Setting Up a Development Environment
Prerequisites¶
- Python 3.8+
-
Poetry 1.1.7 or higher
-
Clone the repo to your local machine and initialize the submodules:
git clone https://github.com/SAME-Project/same-project.git cd same-project git submodule update --init --recursive
-
Download and install Poetry, which is used to manage dependencies and virtual environments for the SAME project. You will need to install the project's Python dependencies using Poetry as well after installing it:
curl -sSL https://raw.githubusercontent.com/python-poetry/poetry/master/install-poetry.py | python3 - poetry install
To install AML dependencies, now optional, use
poetry install --extras azureml
Using the repo¶
Use of the SAME python project assumes executing in a virtual environment managed by Poetry. Before running any commands, the virtual environment should be started:
poetry shell
NOTE: From this point forward, all functions require executing inside that virtual environment. If you see an error like
zsh: command not found
, it could be because you're not executing inside the venv. You can check this by executing:which python3
This should result in a response like:
.../pypoetry/virtualenvs/same-project-88mixeKa-py3.8/bin/python3
. If it reports something like/usr/bin/python
or/usr/local/bin/python
, you are using the system python, and things will not work as expected.

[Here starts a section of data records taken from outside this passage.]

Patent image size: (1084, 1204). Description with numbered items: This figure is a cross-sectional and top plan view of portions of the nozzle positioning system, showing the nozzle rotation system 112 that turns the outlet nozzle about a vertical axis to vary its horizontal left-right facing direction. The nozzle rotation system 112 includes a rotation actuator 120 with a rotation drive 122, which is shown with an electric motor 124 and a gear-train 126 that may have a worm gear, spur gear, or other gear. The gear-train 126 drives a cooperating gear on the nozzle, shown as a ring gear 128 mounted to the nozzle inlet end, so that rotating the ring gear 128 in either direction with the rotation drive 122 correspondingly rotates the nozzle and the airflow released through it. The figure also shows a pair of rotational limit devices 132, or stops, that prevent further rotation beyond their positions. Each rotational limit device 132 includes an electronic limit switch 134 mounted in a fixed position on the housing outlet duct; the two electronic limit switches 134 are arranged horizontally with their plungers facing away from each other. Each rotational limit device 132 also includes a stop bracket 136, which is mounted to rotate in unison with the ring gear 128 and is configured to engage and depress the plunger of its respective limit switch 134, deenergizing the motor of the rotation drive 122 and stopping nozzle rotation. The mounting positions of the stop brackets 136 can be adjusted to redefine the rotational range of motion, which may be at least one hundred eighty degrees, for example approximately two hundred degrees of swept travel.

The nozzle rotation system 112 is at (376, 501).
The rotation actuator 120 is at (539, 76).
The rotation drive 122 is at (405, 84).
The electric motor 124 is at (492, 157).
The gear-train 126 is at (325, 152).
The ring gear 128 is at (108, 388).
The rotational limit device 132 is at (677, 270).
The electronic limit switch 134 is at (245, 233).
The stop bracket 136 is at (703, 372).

How to execute against a notebook from source code¶
From the root of project, execute:
same <cli-arguments>
Running tests¶
To run all the tests against the CLI and SDK:
pytest
To run a subset of tests for a single file:
pytest test/cli/test_<file>.py -k "test_<name>"
How to setup private test environments¶
Local Kubeflow cluster on Minikube¶
You can set up a local Kubeflow cluster to run the CLI pytests against if you wish:
-
Start a minikube cluster in the devcontainer:
Note: Kubeflow currently defines its Custom Resource Definitions (CRD) under
apiextensions.k8s.io/v1beta
which is deprecated in Kubernetes v1.22, so minikube must start the cluster with a version <1.22. See kubeflow/kfctl issue #500.minikube start --kubernetes-version=v1.21.5
Starting minikube will also change the default kubeconfig context to the minikube cluster. You can check this with:
kubectl config get-contexts
-
Deploy Kubeflow to the minikube cluster:
export PIPELINE_VERSION=1.7.0 kubectl apply -k "github.com/kubeflow/pipelines/manifests/kustomize/cluster-scoped-resources?ref=$PIPELINE_VERSION" kubectl wait --for condition=established --timeout=60s crd/applications.app.k8s.io kubectl apply -k "github.com/kubeflow/pipelines/manifests/kustomize/env/platform-agnostic-pns?ref=$PIPELINE_VERSION"
Kubeflow cluster on Azure Kubernetes Services (AKS)¶
From any Azure subscription where you are at least a Contributor, you can create and provision a new AKS cluster with Kubeflow:
- Create a new AKS cluster either using the Azure CLI or Azure Portal.
The linked instructions will also update your kubeconfig to use the new cluster as the context when you run az aks get-credentials
, but you can also manually do so with:
kubectl config set-context <context name>
-
Deploy Kubeflow to the cluster.
Note: The document references a non-existent v1.3.0 release, you can simply use the v1.2.0 release instead. See kubeflow/kfctl issue #495.
Azure Machine Learning (AML) workspace and compute¶
-
Create a new Service Principal for running tests against your private AML instance.
As mentioned in the instructions, make sure to take note of the output of the command as you will need the
clientId
,clientSecret
, andtenantId
values to configure the.env.sh
file to run the AML tests. -
Create a new Azure Machine Learning Workspace.
You will need the
--resource-group
and--workspace-name
values you specified during workspace creation to configure the.env.sh
file to run the AML tests.You will also need the subscription
id
that you created the AML workspace in. You can check this by running:az account show --query id
-
Create an AML Compute cluster or AML Compute Instance.
You will need the
--name
that you specified during compute cluster/instance creation to configure the.env.sh
file to run the AML tests.